At the end of that trip, I also had a trip (me and all of that clumsiness that chemo encourages--I mean I'm not the most coordinated but I'm going to blame the chemo shakes for this one). Apparently from the side it looked like I face-planted, but my elbow must have caught me on the way down because I cracked it and have been in a sling the past few weeks letting that heal. Thankfully it's quite minor, but I would injure myself just as that light at the end of my chemo tunnel is shining brighter. Can't let life get dull, right?

Finally, I was interviewed for my friend's podcast. I met Alanna in college when I was the Phi Mu New Member Educator for her pledge class --which is one of the highlights of my life. Alanna has always had such a beautiful joy and excitement about her and she brings that with her to her podcast I've Been Thinking  where she practices uplifting a variety of stories including mine and how my diagnosis has shaped my identity and how I think about my identity. I had a ton of fun just chatting with her for an hour, so here is that link if you'd like to listen. 

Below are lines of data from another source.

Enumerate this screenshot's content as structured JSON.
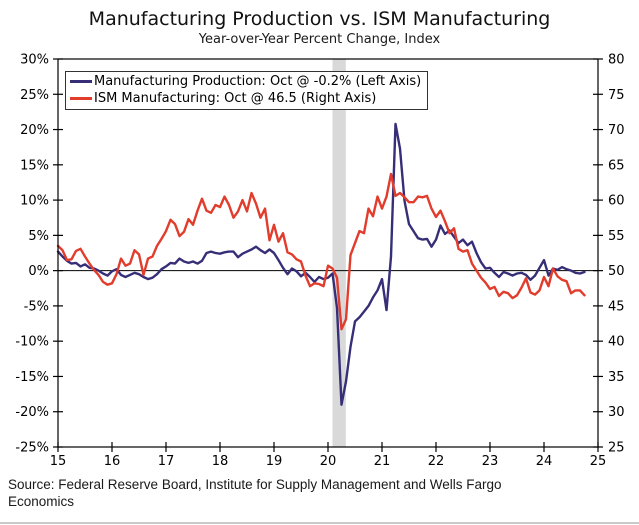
{
  "header": {
    "title": "Manufacturing Production vs. ISM Manufacturing",
    "subtitle": "Year-over-Year Percent Change, Index"
  },
  "legend": {
    "items": [
      {
        "label": "Manufacturing Production: Oct @ -0.2% (Left Axis)",
        "color": "#362f78"
      },
      {
        "label": "ISM Manufacturing: Oct @ 46.5 (Right Axis)",
        "color": "#e13c2c"
      }
    ]
  },
  "axes": {
    "left": {
      "tick_values": [
        30,
        25,
        20,
        15,
        10,
        5,
        0,
        -5,
        -10,
        -15,
        -20,
        -25
      ],
      "tick_labels": [
        "30%",
        "25%",
        "20%",
        "15%",
        "10%",
        "5%",
        "0%",
        "-5%",
        "-10%",
        "-15%",
        "-20%",
        "-25%"
      ]
    },
    "right": {
      "tick_values": [
        80,
        75,
        70,
        65,
        60,
        55,
        50,
        45,
        40,
        35,
        30,
        25
      ],
      "tick_labels": [
        "80",
        "75",
        "70",
        "65",
        "60",
        "55",
        "50",
        "45",
        "40",
        "35",
        "30",
        "25"
      ]
    },
    "x": {
      "tick_values": [
        2015,
        2016,
        2017,
        2018,
        2019,
        2020,
        2021,
        2022,
        2023,
        2024,
        2025
      ],
      "tick_labels": [
        "15",
        "16",
        "17",
        "18",
        "19",
        "20",
        "21",
        "22",
        "23",
        "24",
        "25"
      ]
    }
  },
  "source": {
    "text": "Source: Federal Reserve Board, Institute for Supply Management and Wells Fargo Economics"
  },
  "chart_data": {
    "type": "line",
    "title": "Manufacturing Production vs. ISM Manufacturing",
    "subtitle": "Year-over-Year Percent Change, Index",
    "xlim": [
      2015,
      2025
    ],
    "left_ylim": [
      -25,
      30
    ],
    "right_ylim": [
      25,
      80
    ],
    "grid": false,
    "zero_reference_line_left_value": 0,
    "recession_band_x": [
      2020.083,
      2020.33
    ],
    "band_color": "#d9d9d9",
    "x_start": 2015.0,
    "x_step_months": 1,
    "series": [
      {
        "name": "Manufacturing Production: Oct @ -0.2% (Left Axis)",
        "axis": "left",
        "color": "#362f78",
        "last_point_label": "Oct @ -0.2%",
        "values": [
          2.7,
          2.0,
          1.4,
          1.0,
          1.1,
          0.6,
          0.9,
          0.4,
          0.3,
          0.0,
          -0.4,
          -0.7,
          -0.1,
          0.2,
          -0.6,
          -0.9,
          -0.6,
          -0.3,
          -0.5,
          -0.9,
          -1.2,
          -1.0,
          -0.5,
          0.2,
          0.6,
          1.1,
          1.0,
          1.7,
          1.3,
          1.1,
          1.3,
          1.0,
          1.4,
          2.5,
          2.7,
          2.5,
          2.4,
          2.6,
          2.7,
          2.7,
          1.9,
          2.4,
          2.7,
          3.0,
          3.4,
          2.9,
          2.5,
          3.0,
          2.5,
          1.5,
          0.4,
          -0.5,
          0.3,
          -0.1,
          -0.8,
          -0.3,
          -0.9,
          -1.6,
          -0.9,
          -1.2,
          -1.0,
          -0.4,
          -5.3,
          -19.0,
          -15.7,
          -10.8,
          -7.2,
          -6.6,
          -5.8,
          -5.0,
          -3.8,
          -2.8,
          -1.2,
          -5.6,
          2.0,
          20.8,
          17.3,
          9.9,
          6.6,
          5.6,
          4.6,
          4.4,
          4.5,
          3.4,
          4.4,
          6.4,
          5.2,
          5.7,
          4.8,
          3.9,
          4.4,
          3.6,
          4.1,
          2.5,
          1.2,
          0.3,
          0.4,
          -0.3,
          -0.9,
          -0.2,
          -0.4,
          -0.7,
          -0.4,
          -0.3,
          -0.6,
          -1.3,
          -0.7,
          0.4,
          1.5,
          -0.7,
          0.3,
          0.1,
          0.5,
          0.2,
          0.0,
          -0.3,
          -0.4,
          -0.2
        ]
      },
      {
        "name": "ISM Manufacturing: Oct @ 46.5 (Right Axis)",
        "axis": "right",
        "color": "#e13c2c",
        "last_point_label": "Oct @ 46.5",
        "values": [
          53.5,
          52.9,
          51.5,
          51.6,
          52.8,
          53.1,
          52.0,
          51.0,
          50.1,
          49.4,
          48.4,
          48.0,
          48.2,
          49.5,
          51.7,
          50.7,
          51.0,
          52.9,
          52.3,
          49.4,
          51.7,
          52.0,
          53.5,
          54.5,
          55.6,
          57.2,
          56.6,
          54.9,
          55.5,
          57.3,
          56.5,
          58.5,
          60.2,
          58.5,
          58.2,
          59.3,
          59.0,
          60.5,
          59.3,
          57.5,
          58.4,
          60.0,
          58.4,
          61.0,
          59.5,
          57.5,
          58.8,
          54.3,
          56.5,
          54.1,
          55.3,
          52.6,
          52.3,
          51.6,
          51.3,
          49.3,
          47.8,
          48.2,
          48.1,
          47.8,
          50.7,
          50.3,
          49.0,
          41.7,
          43.1,
          52.2,
          53.9,
          55.6,
          55.3,
          58.8,
          57.7,
          60.5,
          58.8,
          60.5,
          63.7,
          60.6,
          61.0,
          60.4,
          59.7,
          59.7,
          60.5,
          60.4,
          60.6,
          58.8,
          57.6,
          58.5,
          57.0,
          55.3,
          56.0,
          53.1,
          52.7,
          52.9,
          51.0,
          50.0,
          49.0,
          48.3,
          47.4,
          47.7,
          46.4,
          47.0,
          46.8,
          46.1,
          46.5,
          47.6,
          48.9,
          46.9,
          46.6,
          47.2,
          49.1,
          47.8,
          50.3,
          49.2,
          48.7,
          48.5,
          46.8,
          47.2,
          47.2,
          46.5
        ]
      }
    ]
  }
}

If you can't tell, since January I've been a bit busy, let art fall a bit to the side, and am now learning new ways of taking care of myself. I'm still questioning and figuring out how to pull all of these pieces of me into something less fractured as these past years have made me feel. There is so much hope ahead, and I can feel the energy of that radiating inside of me (alongside a lot of fear). Fear of recurrence, fear of what my body will be once all of these drugs are out of my system, fear of being forever changed and what that might really mean. 

It's a lot. And it is tiresome. But I'm finding joy for the first time in a long time and I'm very content with that.